Major League Rugby will be Watching Elections in Illinois

Its Election Day in the United States. If you haven’t voted, why are you reading this?

(Exception: if you’re reading this while in a line to vote, feel free to continue.)

One particular race should be on the minds of folks in the league office. Illinois voters have been asked to vote up or down to a potential amendment to the state constitution. Broadly speaking, Amendement 1 would codify the right for workers to organize. The Amendment reads as follows:

The proposed amendment would add a new section to the Bill of Rights Article of the Illinois Constitution that would guarantee workers the fundamental right to organize and to bargain collectively and to negotiate wages, hours, and working conditions, and to promote their economic welfare and safety at work. The new amendment would also prohibit from being passed any new law that interferes with, negates, or diminishes the right of employees to organize and bargain collectively over their wages, hours, and other terms and conditions of employment and workplace safety. At the general election to be held on November 8, 2022, you will be called upon to decide whether the proposed amendment should become part of the Illinois Constitution. For the proposed addition of Section 25 to Article I of the Illinois Constitution.
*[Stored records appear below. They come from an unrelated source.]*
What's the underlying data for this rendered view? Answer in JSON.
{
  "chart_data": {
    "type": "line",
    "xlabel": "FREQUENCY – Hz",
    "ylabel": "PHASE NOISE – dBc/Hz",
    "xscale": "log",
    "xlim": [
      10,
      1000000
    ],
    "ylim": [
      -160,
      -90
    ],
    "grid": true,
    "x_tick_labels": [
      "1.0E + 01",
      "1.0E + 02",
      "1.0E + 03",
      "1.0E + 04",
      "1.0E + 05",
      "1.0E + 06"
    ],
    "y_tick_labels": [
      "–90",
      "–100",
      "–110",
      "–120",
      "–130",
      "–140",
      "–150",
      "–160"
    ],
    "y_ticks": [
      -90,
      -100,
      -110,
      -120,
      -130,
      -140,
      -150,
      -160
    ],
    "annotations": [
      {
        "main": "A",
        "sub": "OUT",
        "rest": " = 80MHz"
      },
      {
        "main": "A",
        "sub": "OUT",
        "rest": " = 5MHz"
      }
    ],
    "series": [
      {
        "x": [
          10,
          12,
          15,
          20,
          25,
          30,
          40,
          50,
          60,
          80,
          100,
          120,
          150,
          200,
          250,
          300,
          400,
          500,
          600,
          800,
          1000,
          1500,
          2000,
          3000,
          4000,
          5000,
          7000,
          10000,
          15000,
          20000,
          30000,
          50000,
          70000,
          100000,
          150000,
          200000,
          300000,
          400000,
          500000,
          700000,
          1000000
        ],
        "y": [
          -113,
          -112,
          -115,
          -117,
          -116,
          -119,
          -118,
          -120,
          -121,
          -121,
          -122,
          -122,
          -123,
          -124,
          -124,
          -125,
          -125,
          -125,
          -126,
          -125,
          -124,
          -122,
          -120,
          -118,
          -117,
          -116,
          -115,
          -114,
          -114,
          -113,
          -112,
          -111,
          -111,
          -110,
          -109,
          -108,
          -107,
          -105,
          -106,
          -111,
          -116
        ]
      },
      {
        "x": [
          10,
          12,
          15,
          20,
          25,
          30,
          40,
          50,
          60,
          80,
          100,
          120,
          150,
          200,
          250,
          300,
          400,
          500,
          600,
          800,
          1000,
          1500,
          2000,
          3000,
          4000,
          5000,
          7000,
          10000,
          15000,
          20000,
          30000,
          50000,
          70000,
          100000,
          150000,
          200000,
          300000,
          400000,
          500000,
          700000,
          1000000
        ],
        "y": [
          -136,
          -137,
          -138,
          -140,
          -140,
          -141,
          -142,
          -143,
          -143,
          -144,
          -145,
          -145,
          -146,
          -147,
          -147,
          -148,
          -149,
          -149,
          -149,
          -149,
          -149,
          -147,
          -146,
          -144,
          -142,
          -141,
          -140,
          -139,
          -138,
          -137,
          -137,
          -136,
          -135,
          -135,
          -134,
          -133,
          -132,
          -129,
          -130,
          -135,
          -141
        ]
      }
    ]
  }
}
According to Ballotpedia, a 60% approval on the measure or a simple majority of all those casting ballots would result in approval of the amendment.

All of this is occurring right as Major League Rugby sees its goodwill with players destroyed and a team being hastily placed in Chicago. Three other states have similar constitutional language, but this will be the first incidence of such rights being codified in a state with an MLR team (Hawaii and Missouri lack teams, while New York’s team is technically housed in New Jersey.).

What impact approval of the amendment would have is yet to be seen. (Like most legislation, there’s an element of interpretation left to the courts.) While MLR players organized in 2020, the league has never formally recognized the union or engaged in collective bargaining. With the center of players anger shifting to Illinois, the United States Rugby Players Association will certainly be exploring how to force the league to engage.

To be clear, this would not change the status of the entire league, only players tied to Chicago. Many of those players will be headed to the Windy City against their will. They could be much more forceful with their labor rights. (Regardless of the amendment, Illinois will still be the most labor friendly state with an MLR side.) If Chicago’s players would organize and be recognized, it would be a tipping point that would see the entire league unionized and recognized in short order.